Hintergrund – Zeitungen in Schweden gelten als besonders innovativ. Ein Redaktionsbesuch.
Der Newsroom des Svenska Dagbladet ist auf den ersten Blick nichts Besonderes. Die Schreibtische sind in einem Rechteck angeordnet. Überall leuchten große 24-Zoll-Bildschirme. Etwa 20 Journalisten wuseln herum. Die einen besprechen sich, andere telefonieren oder recherchieren im Internet.
Und dennoch ist dieser Newsroom anders als die „Balken“ vieler deutscher Medienhäuser. Denn es fehlt etwas: Print. Die zwei verantwortlichen Redakteure, die die Zeitung des nächsten Tages produzieren, sitzen am Rande des Raumes und tippen still in ihre Tastaturen.
Zeitungen in Schweden: Print spielt keine zentrale Rolle mehr
Fredric Karen, Chefredakteur des Svenska Dagbladet, begründet das mit einer klaren konzeptionellen Ansage. „Wir haben uns auf die digitale Reise gemacht. Print spielt für uns keine zentrale Rolle mehr. Die Sitzordnung ist auch ein Signal unseres Aufbruchs.“
Dabei ist es beeindruckend, wie konsequent das Team um Fredric Karen sich auf die digitale Reise gemacht hat. Themenbereiche wie Auto, Reise oder Kultur werden nicht mehr in der Redaktion produziert, sondern an Agenturen vergeben, die die Seiten für die Zeitung produzieren. „Nicht kriegsentscheidend“ lautet das Urteil. Die Redakteure, die sich bislang mit Auto- oder Reisethemen beschäftigten, erhielten das Angebot, künftig als Reporter zu arbeiten und wirklich relevante Geschichten zu schreiben, die natürlich zuerst digital und später auch in der Zeitung erscheinen.

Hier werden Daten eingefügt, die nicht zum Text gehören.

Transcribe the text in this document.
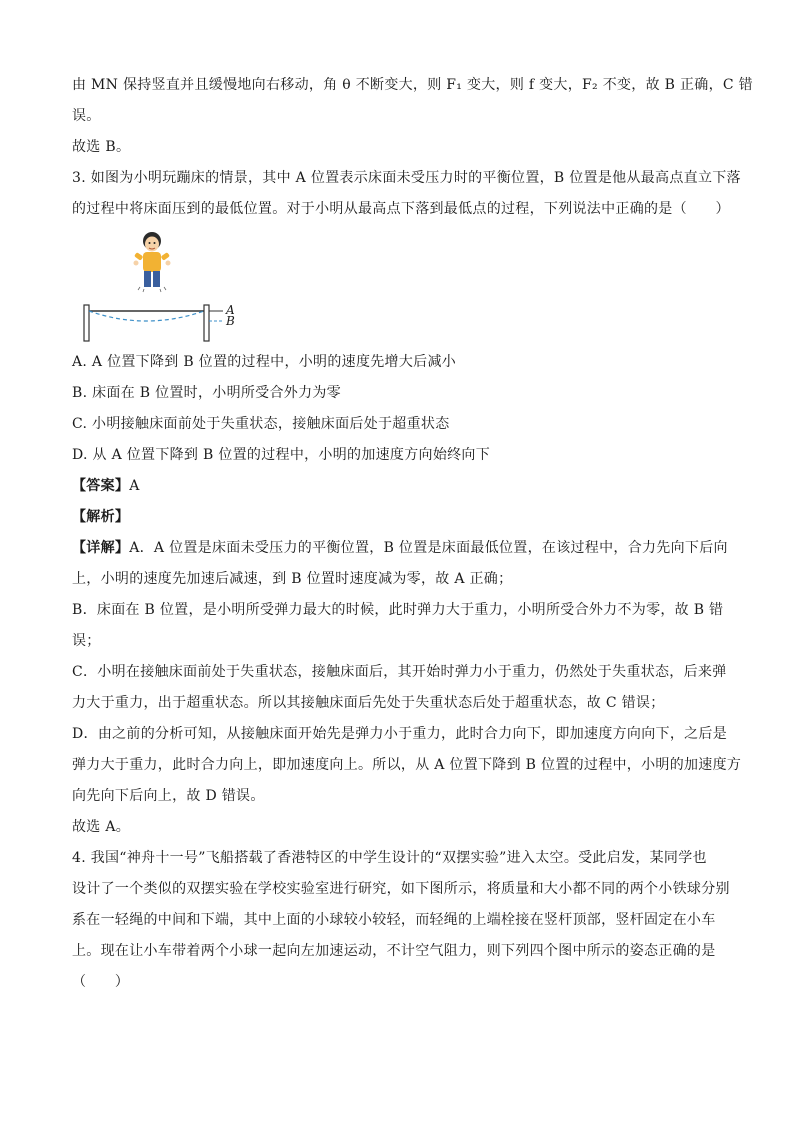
由 MN 保持竖直并且缓慢地向右移动，角 θ 不断变大，则 F₁ 变大，则 f 变大，F₂ 不变，故 B 正确，C 错
误。
故选 B。
3. 如图为小明玩蹦床的情景，其中 A 位置表示床面未受压力时的平衡位置，B 位置是他从最高点直立下落
的过程中将床面压到的最低位置。对于小明从最高点下落到最低点的过程，下列说法中正确的是（　　）
A
B
A. A 位置下降到 B 位置的过程中，小明的速度先增大后减小
B. 床面在 B 位置时，小明所受合外力为零
C. 小明接触床面前处于失重状态，接触床面后处于超重状态
D. 从 A 位置下降到 B 位置的过程中，小明的加速度方向始终向下
【答案】A
【解析】
【详解】A．A 位置是床面未受压力的平衡位置，B 位置是床面最低位置，在该过程中，合力先向下后向
上，小明的速度先加速后减速，到 B 位置时速度减为零，故 A 正确；
B．床面在 B 位置，是小明所受弹力最大的时候，此时弹力大于重力，小明所受合外力不为零，故 B 错
误；
C．小明在接触床面前处于失重状态，接触床面后，其开始时弹力小于重力，仍然处于失重状态，后来弹
力大于重力，出于超重状态。所以其接触床面后先处于失重状态后处于超重状态，故 C 错误；
D．由之前的分析可知，从接触床面开始先是弹力小于重力，此时合力向下，即加速度方向向下，之后是
弹力大于重力，此时合力向上，即加速度向上。所以，从 A 位置下降到 B 位置的过程中，小明的加速度方
向先向下后向上，故 D 错误。
故选 A。
4. 我国“神舟十一号”飞船搭载了香港特区的中学生设计的“双摆实验”进入太空。受此启发，某同学也
设计了一个类似的双摆实验在学校实验室进行研究，如下图所示，将质量和大小都不同的两个小铁球分别
系在一轻绳的中间和下端，其中上面的小球较小较轻，而轻绳的上端栓接在竖杆顶部，竖杆固定在小车
上。现在让小车带着两个小球一起向左加速运动，不计空气阻力，则下列四个图中所示的姿态正确的是
（　　）
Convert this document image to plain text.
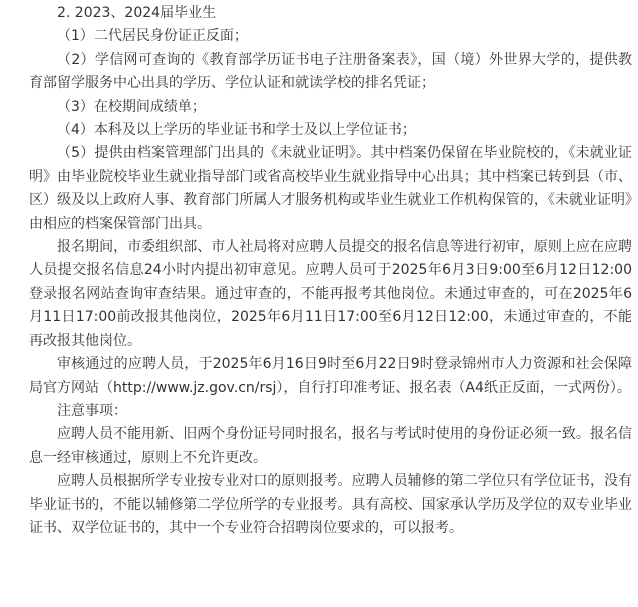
2. 2023、2024届毕业生

（1）二代居民身份证正反面；

（2）学信网可查询的《教育部学历证书电子注册备案表》，国（境）外世界大学的，提供教育部留学服务中心出具的学历、学位认证和就读学校的排名凭证；

（3）在校期间成绩单；

（4）本科及以上学历的毕业证书和学士及以上学位证书；

（5）提供由档案管理部门出具的《未就业证明》。其中档案仍保留在毕业院校的，《未就业证明》由毕业院校毕业生就业指导部门或省高校毕业生就业指导中心出具；其中档案已转到县（市、区）级及以上政府人事、教育部门所属人才服务机构或毕业生就业工作机构保管的，《未就业证明》由相应的档案保管部门出具。

报名期间，市委组织部、市人社局将对应聘人员提交的报名信息等进行初审，原则上应在应聘人员提交报名信息24小时内提出初审意见。应聘人员可于2025年6月3日9:00至6月12日12:00登录报名网站查询审查结果。通过审查的，不能再报考其他岗位。未通过审查的，可在2025年6月11日17:00前改报其他岗位，2025年6月11日17:00至6月12日12:00，未通过审查的，不能再改报其他岗位。

审核通过的应聘人员，于2025年6月16日9时至6月22日9时登录锦州市人力资源和社会保障局官方网站（http://www.jz.gov.cn/rsj），自行打印准考证、报名表（A4纸正反面，一式两份）。

注意事项：

应聘人员不能用新、旧两个身份证号同时报名，报名与考试时使用的身份证必须一致。报名信息一经审核通过，原则上不允许更改。

应聘人员根据所学专业按专业对口的原则报考。应聘人员辅修的第二学位只有学位证书，没有毕业证书的，不能以辅修第二学位所学的专业报考。具有高校、国家承认学历及学位的双专业毕业证书、双学位证书的，其中一个专业符合招聘岗位要求的，可以报考。
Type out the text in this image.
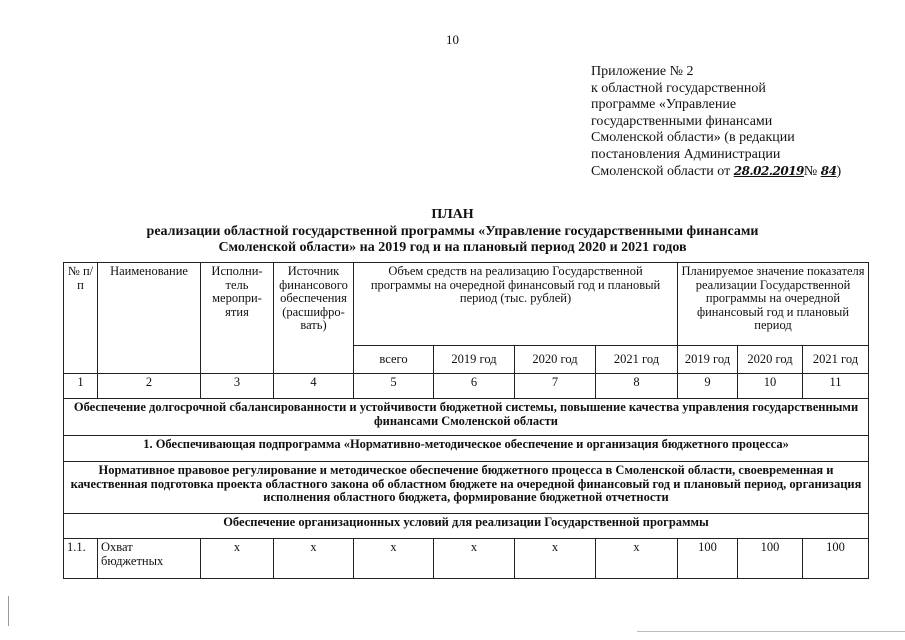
10
Приложение № 2
к областной государственной
программе «Управление
государственными финансами
Смоленской области» (в редакции
постановления Администрации
Смоленской области от 28.02.2019№ 84)
ПЛАН
реализации областной государственной программы «Управление государственными финансами
Смоленской области» на 2019 год и на плановый период 2020 и 2021 годов
№ п/п	Наименование	Исполни-тель меропри-ятия	Источник финансового обеспечения (расшифро-вать)	Объем средств на реализацию Государственной программы на очередной финансовый год и плановый период (тыс. рублей)				Планируемое значение показателя реализации Государственной программы на очередной финансовый год и плановый период		
				всего	2019 год	2020 год	2021 год	2019 год	2020 год	2021 год
1	2	3	4	5	6	7	8	9	10	11
Обеспечение долгосрочной сбалансированности и устойчивости бюджетной системы, повышение качества управления государственными финансами Смоленской области										
1. Обеспечивающая подпрограмма «Нормативно-методическое обеспечение и организация бюджетного процесса»										
Нормативное правовое регулирование и методическое обеспечение бюджетного процесса в Смоленской области, своевременная и качественная подготовка проекта областного закона об областном бюджете на очередной финансовый год и плановый период, организация исполнения областного бюджета, формирование бюджетной отчетности										
Обеспечение организационных условий для реализации Государственной программы										
1.1.	Охват бюджетных	х	х	х	х	х	х	100	100	100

„Wirklich relevant“ ist für Karen und sein Team eine Geschichte, die die Nutzer motiviert, ein Digital-Abo zu kaufen. Deswegen stehen diese Premiumthemen hinter der Paywall. Und was ist wirklich relevant? Das hat ein mehrköpfiges Daten-Team festgelegt. Sie haben über Monate Nutzerzahlen ausgewertet. Was will der Leser? Wie lange nutzt er eine Geschichte? Was sind die profilbildenden Geschichten für das Svenska Dagbladet?
Am Ende der Recherche standen vier Themenbereiche, die für die Leser besonders wichtig sind.
Im Segment „Die Welt verstehen“ erläutern Reporter die politischen Top-Themen. Wichtig ist immer die Leserperspektive: Was bedeutet die Entwicklung für den Leser? Im zweiten Bereich „Nah am Leser und dem täglichen Leben“ geht es um Genuss, Shopping, Restaurants.
“Leserinteresse” beschreibt Themen wie “Kann die Generation Snapchat unser Land verteidigen?” Oder: “Tipps und Tricks: So können Sie schon mit 40 Jahren in Ruhestand gehen”. Das sind steile Thesen. Aber es funktioniert. Das Interesse ist immens.
Auch im vierten Segment sind die Nutzerzahlen beeindruckend. Hier geht es um “Top News plus”. Jede starke Nachricht wird mit Zusatz-Geschichten im Premium-Bereich weitergedreht. Der Minister ist zurückgetreten? Wer wird der Nachfolger? Wer sind die Gewinner und Verlierer dieser Entscheidung?
Die andere große schwedische Zeitung “Dagens Nyheter” arbeitet nach ähnlichen Prinzipien. Hier gelten für Redakteure vor allem zwei Kriterien, die eine gute Geschichte ausmachen: Ist es nützlich für den Leser? Ist es emotional? Storys, die nicht unter diese Kategorien fallen, gelten als “Füller”. Das sind Themen, an denen nur wenige Leser Interesse haben. Oft Pflichtstoffe aus Vereinen und Verbänden.
Beide Zeitungen haben sich konsequent auf die digitale Zukunft ausgerichtet. Und die Zeitungen? Sie verloren bis zum Jahr 2013 jedes Jahr viele Leser. Seit Dagens Nyheter und Svenska Dagbladet aber ihre Reporter stärker datenorientiert steuern, stabilisiert sich auch die Auflage.